Is its content logically organized into sections with headers?
Does it walk the viewer through what the code is doing and why using both Markdown and comments, and in clear language?
Is cell output formatted for easier viewing (e.g., to avoid scrolling)? Are there any cells that were obviously used for testing/scratchwork and have not yet been removed? Are numbers rounded for display purposes?
Are Python module imports located together near the top of the notebook, following PEP 8, rather than scattered throughout many cells?
- Are all cells 15 lines of code or less?
- Do notebooks have less than 10 cells?
- Are pyflakes and black being run on the code for standardization.

What about Docker README.md information?

This example is a good starting point. Replace project-name with your project name.

This repository contains a basic dockerfile that will run a jupyter notebook instance. To build the docker image, please type in:

docker build . -t [project-name]

Note that the image name in the above command is drw

To run the image type in the following:

docker run -p 8888:8888 -v ${PWD}:/tmp [project-name]

as you can see we are running the [project-name] image.

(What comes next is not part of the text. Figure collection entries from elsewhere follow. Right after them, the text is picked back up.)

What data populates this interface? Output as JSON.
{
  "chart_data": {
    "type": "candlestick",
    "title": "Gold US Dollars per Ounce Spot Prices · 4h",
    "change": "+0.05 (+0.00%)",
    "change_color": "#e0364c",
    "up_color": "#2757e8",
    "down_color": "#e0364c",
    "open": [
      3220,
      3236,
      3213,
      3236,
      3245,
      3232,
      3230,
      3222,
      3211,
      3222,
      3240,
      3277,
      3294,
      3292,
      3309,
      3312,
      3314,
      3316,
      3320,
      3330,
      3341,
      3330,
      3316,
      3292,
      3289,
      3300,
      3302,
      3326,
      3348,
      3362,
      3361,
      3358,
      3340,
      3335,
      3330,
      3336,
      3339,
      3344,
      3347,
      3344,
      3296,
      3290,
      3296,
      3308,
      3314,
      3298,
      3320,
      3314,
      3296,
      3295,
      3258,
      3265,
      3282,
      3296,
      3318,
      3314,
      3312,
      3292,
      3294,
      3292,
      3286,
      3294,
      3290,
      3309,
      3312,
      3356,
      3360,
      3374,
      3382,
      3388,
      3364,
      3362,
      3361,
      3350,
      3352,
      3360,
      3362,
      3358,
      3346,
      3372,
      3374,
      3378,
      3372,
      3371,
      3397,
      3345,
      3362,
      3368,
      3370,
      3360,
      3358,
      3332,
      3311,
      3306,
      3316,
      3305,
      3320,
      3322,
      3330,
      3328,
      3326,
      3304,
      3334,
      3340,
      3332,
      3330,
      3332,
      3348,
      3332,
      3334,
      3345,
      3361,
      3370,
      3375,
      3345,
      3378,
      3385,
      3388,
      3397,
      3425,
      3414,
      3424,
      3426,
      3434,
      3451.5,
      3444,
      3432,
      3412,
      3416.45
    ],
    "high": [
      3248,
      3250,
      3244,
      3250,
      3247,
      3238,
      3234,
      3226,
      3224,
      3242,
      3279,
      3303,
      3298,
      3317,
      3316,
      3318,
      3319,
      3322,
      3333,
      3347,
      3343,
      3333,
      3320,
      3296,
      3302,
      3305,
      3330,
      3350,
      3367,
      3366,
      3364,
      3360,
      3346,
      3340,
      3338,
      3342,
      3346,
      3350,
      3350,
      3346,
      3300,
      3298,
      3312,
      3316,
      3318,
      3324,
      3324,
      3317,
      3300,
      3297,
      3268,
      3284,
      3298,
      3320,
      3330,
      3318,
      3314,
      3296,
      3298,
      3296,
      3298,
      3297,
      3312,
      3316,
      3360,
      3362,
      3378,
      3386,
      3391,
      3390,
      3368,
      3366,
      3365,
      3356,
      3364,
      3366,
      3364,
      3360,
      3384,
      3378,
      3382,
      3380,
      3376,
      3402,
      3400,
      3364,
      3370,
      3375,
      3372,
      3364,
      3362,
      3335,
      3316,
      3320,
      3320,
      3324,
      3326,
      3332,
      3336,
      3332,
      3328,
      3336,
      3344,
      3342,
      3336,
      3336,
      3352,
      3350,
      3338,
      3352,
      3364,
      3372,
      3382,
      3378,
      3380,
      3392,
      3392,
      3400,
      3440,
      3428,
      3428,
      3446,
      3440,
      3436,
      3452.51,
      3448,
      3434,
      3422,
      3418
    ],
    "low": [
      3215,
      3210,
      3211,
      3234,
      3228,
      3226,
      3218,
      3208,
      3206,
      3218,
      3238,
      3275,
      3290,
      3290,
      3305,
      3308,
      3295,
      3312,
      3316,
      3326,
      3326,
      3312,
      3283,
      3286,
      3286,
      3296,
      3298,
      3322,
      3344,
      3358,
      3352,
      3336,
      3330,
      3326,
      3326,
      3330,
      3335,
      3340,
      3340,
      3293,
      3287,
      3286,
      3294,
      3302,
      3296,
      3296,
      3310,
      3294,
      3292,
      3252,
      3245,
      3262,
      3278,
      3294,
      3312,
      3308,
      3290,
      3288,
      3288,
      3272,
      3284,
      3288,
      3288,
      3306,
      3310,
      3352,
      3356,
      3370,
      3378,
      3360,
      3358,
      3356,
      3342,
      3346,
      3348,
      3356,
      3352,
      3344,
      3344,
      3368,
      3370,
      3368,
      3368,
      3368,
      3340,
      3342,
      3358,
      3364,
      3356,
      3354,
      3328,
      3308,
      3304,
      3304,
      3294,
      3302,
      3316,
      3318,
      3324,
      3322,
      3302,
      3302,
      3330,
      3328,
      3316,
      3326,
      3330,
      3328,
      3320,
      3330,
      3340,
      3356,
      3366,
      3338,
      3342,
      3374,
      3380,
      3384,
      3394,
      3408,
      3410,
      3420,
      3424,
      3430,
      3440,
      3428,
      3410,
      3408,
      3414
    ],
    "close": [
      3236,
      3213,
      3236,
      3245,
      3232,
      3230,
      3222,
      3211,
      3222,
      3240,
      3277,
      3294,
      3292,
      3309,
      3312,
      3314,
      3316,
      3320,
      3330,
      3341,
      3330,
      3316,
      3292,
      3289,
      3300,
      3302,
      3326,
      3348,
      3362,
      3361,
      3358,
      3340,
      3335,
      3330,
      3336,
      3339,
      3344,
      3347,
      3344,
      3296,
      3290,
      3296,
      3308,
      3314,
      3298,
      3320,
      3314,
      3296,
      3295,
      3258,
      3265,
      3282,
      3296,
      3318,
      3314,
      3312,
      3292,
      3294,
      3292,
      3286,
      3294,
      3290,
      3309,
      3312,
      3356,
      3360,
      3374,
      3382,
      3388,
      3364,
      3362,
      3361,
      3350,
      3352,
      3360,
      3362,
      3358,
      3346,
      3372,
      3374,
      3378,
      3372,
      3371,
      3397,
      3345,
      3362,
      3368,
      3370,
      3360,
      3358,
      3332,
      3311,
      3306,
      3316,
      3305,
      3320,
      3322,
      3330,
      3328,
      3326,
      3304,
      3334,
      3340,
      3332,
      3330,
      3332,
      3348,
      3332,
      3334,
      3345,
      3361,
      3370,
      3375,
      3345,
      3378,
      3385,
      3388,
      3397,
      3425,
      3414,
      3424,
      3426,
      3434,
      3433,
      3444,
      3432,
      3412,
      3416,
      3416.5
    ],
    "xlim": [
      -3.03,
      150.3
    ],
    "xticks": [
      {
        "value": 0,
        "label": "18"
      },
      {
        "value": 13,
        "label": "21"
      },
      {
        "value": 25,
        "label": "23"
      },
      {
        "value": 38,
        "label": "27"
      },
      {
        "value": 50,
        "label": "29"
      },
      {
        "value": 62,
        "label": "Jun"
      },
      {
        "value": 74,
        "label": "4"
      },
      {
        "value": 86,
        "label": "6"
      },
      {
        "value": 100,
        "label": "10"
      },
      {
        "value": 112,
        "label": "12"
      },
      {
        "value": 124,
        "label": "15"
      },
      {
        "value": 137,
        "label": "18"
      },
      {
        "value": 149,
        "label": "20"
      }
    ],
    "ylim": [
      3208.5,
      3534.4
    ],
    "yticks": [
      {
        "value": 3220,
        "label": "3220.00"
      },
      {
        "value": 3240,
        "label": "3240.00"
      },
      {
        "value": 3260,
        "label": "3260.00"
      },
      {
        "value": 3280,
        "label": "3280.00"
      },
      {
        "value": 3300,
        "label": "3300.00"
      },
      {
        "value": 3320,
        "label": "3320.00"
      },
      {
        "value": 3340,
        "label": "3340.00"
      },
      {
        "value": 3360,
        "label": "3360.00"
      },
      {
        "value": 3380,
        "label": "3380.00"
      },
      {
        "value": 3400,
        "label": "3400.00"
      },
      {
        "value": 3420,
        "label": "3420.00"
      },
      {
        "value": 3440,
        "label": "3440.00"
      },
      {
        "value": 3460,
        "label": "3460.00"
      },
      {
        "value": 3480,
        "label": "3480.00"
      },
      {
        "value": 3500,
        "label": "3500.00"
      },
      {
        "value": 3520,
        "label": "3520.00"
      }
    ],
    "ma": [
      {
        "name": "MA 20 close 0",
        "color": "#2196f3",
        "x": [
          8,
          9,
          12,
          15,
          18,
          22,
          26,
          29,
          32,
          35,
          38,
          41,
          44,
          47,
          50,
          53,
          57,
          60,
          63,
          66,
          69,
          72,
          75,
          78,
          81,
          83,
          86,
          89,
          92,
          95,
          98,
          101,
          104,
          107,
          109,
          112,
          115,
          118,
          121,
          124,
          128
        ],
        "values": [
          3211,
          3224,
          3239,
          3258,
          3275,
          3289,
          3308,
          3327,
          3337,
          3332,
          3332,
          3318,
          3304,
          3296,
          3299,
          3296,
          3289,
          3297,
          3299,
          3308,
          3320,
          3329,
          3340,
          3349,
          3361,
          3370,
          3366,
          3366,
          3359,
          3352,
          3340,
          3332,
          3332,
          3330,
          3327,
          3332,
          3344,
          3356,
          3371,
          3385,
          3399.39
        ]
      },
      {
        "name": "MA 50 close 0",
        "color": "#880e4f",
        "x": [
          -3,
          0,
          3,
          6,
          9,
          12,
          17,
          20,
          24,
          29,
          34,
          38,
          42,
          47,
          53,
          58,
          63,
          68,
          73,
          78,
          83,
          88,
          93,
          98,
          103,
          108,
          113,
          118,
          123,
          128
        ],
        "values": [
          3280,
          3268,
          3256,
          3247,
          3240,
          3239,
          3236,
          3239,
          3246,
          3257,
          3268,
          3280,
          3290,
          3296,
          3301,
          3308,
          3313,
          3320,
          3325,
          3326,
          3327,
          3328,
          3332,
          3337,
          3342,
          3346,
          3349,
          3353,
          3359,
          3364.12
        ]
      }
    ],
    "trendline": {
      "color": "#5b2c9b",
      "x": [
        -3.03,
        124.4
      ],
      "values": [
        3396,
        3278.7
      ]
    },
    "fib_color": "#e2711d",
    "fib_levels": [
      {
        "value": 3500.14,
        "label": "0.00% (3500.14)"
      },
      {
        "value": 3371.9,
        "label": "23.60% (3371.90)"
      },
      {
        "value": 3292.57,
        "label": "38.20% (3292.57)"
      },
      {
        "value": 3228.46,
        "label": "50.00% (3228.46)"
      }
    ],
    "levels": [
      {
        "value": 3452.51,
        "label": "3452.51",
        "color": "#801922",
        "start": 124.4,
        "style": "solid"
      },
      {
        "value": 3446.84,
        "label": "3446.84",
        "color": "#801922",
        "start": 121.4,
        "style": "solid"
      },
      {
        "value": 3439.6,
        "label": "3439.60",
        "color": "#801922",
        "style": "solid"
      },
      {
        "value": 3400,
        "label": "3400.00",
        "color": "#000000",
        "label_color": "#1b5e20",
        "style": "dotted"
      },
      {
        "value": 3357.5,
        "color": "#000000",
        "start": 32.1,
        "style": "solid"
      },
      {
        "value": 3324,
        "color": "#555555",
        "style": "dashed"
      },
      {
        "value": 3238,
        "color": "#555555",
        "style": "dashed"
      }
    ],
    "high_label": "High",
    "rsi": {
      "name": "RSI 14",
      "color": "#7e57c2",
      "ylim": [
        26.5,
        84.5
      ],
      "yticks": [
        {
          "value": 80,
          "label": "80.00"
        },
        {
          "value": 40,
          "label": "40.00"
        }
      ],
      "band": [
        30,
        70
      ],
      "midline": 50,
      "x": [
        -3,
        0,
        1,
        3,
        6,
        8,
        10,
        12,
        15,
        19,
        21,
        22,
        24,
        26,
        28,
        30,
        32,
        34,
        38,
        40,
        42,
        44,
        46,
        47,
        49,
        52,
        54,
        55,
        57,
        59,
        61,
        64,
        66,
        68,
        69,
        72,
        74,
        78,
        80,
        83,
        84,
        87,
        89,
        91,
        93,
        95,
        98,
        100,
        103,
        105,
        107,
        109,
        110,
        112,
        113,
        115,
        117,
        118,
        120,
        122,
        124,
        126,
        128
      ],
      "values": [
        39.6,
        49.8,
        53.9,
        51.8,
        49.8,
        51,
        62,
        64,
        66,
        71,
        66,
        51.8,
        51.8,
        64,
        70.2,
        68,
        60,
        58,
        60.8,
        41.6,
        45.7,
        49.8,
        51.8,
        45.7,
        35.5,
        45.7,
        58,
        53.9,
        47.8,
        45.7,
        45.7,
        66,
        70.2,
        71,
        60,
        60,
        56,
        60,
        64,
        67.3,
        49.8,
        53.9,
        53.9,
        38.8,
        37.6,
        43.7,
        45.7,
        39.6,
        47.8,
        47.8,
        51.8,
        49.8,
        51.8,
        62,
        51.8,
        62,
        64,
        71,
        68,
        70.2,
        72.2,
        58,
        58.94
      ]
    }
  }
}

What is a good folder structure?

For the simplest projects something like the below should work:

.
├── README.md
├── .gitignore
├── Dockerfile
├── notebooks/
│   ├── README.md
│   └── notebook Files
├── utils/
│   ├── README.md
│   ├── __init__.py
│   └── python utility files
├── data/
│   ├── README.md (or SOURCES.md)
│   └── Data files
├── output/
│   ├── README.md
│   └── output images, tables, etc.
└── documentation/
    └── README.md

What if I’m doing work outside of traditional python code?

If you are doing work outside of python it still requires documentation. There should be zero work that isn’t shareable.

What should a docstring look like?

Docstrings should contain, at a minimum:

A brief description of what the function does (if you are finding it difficult to breifly describe it, consider whether your function is too big)
Requirements of intput parameters. What types are expected? Does your function make any assumptions about the inputs (i.e. that an input dictionary has a ‘results’ key)? Document it! Docstring format should be consistent across a repository. Google has a popular format, described here.